Parent: information-theoretic measure, a kind of summary statistic.
beam card: shannon_entropy_diff.
Reference: Shannon 1948, A mathematical theory of communication, Bell System Technical Journal 27:379-423, DOI 10.1002/j.1538-7305.1948.tb01338.x.

symmetric mean absolute percentage error

Definition: a forecasting-accuracy error equal to the mean over horizons of the absolute forecast error divided by the average of the absolute actual and forecast values, in percent.
Parent: a measure of forecast error, a kind of percentage.
beam card: smape.
Reference: Makridakis, Spiliotis and Assimakopoulos 2020, The M4 Competition, International Journal of Forecasting 36:54-74, DOI 10.1016/j.ijforecast.2019.04.014.
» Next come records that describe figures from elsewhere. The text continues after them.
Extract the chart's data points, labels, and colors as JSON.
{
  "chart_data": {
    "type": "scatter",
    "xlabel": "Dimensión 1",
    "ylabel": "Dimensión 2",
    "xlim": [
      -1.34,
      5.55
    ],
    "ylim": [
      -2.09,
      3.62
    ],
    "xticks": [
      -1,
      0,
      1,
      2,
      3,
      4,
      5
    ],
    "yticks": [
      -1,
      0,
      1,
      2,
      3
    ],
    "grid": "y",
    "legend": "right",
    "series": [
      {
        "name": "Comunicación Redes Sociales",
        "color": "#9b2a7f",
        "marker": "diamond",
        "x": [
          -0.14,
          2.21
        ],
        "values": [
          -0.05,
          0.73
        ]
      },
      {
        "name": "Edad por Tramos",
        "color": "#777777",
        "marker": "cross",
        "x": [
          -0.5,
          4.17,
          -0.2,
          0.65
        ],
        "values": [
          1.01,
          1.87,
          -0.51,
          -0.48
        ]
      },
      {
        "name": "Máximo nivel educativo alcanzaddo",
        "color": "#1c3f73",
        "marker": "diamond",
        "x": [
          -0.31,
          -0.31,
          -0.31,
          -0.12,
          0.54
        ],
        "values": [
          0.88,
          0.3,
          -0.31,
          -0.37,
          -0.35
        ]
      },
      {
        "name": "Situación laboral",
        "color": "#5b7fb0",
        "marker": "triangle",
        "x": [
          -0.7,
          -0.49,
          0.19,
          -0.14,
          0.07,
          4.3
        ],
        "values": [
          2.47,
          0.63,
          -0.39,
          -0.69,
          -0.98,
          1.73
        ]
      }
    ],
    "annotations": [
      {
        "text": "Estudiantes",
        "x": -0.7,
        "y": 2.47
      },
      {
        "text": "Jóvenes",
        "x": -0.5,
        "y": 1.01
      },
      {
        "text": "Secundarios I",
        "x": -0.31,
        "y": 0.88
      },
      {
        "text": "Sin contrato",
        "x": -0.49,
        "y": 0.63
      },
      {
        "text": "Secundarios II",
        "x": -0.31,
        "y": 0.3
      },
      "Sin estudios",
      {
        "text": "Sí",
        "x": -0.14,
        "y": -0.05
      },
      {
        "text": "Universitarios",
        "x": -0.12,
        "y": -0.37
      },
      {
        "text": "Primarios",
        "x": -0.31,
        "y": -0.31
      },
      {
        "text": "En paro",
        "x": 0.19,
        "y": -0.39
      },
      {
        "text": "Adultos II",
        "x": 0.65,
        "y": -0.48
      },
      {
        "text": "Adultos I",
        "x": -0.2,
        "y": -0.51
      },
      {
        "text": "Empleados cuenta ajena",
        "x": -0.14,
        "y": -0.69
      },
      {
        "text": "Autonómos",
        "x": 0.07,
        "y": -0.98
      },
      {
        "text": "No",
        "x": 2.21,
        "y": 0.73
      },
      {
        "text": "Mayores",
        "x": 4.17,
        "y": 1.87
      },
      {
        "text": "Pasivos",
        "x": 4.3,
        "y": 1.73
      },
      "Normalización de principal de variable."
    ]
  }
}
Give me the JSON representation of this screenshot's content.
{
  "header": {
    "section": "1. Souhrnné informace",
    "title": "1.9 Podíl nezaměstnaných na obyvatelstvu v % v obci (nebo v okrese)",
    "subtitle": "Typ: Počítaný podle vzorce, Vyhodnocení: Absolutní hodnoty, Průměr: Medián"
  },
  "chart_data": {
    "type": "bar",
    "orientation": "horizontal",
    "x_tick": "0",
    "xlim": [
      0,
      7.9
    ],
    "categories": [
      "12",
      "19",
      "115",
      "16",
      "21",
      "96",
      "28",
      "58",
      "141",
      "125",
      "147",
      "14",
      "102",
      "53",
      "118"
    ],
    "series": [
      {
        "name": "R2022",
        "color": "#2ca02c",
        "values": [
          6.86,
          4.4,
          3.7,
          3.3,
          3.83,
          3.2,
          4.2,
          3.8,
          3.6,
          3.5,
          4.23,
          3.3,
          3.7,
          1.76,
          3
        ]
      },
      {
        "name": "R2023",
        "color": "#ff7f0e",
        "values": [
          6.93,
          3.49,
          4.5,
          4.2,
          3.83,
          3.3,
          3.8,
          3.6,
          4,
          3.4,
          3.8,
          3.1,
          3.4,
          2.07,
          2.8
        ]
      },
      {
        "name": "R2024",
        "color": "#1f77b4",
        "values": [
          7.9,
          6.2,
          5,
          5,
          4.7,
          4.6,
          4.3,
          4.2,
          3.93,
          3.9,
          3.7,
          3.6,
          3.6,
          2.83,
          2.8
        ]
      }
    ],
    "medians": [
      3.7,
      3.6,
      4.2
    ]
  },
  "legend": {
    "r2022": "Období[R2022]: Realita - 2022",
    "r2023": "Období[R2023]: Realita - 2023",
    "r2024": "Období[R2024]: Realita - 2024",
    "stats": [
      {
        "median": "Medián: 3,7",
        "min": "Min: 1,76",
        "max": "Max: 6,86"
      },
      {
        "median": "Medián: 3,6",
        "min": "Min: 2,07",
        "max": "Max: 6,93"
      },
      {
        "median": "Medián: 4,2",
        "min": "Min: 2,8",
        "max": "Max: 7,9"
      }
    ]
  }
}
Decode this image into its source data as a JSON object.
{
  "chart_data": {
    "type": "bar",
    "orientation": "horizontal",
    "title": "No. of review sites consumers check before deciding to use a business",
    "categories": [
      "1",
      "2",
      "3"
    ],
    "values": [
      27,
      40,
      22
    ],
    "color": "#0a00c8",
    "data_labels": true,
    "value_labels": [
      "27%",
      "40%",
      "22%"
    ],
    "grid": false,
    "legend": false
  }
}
mean absolute scaled error

Definition: a forecasting-accuracy error equal to the mean absolute forecast error scaled by the in-sample mean absolute error of a naive one-step forecast.
Parent: a measure of forecast error, a kind of summary statistic.
beam card: mase.
Reference: Hyndman and Koehler 2006, Another look at measures of forecast accuracy, International Journal of Forecasting 22:679-688, DOI 10.1016/j.ijforecast.2006.03.001.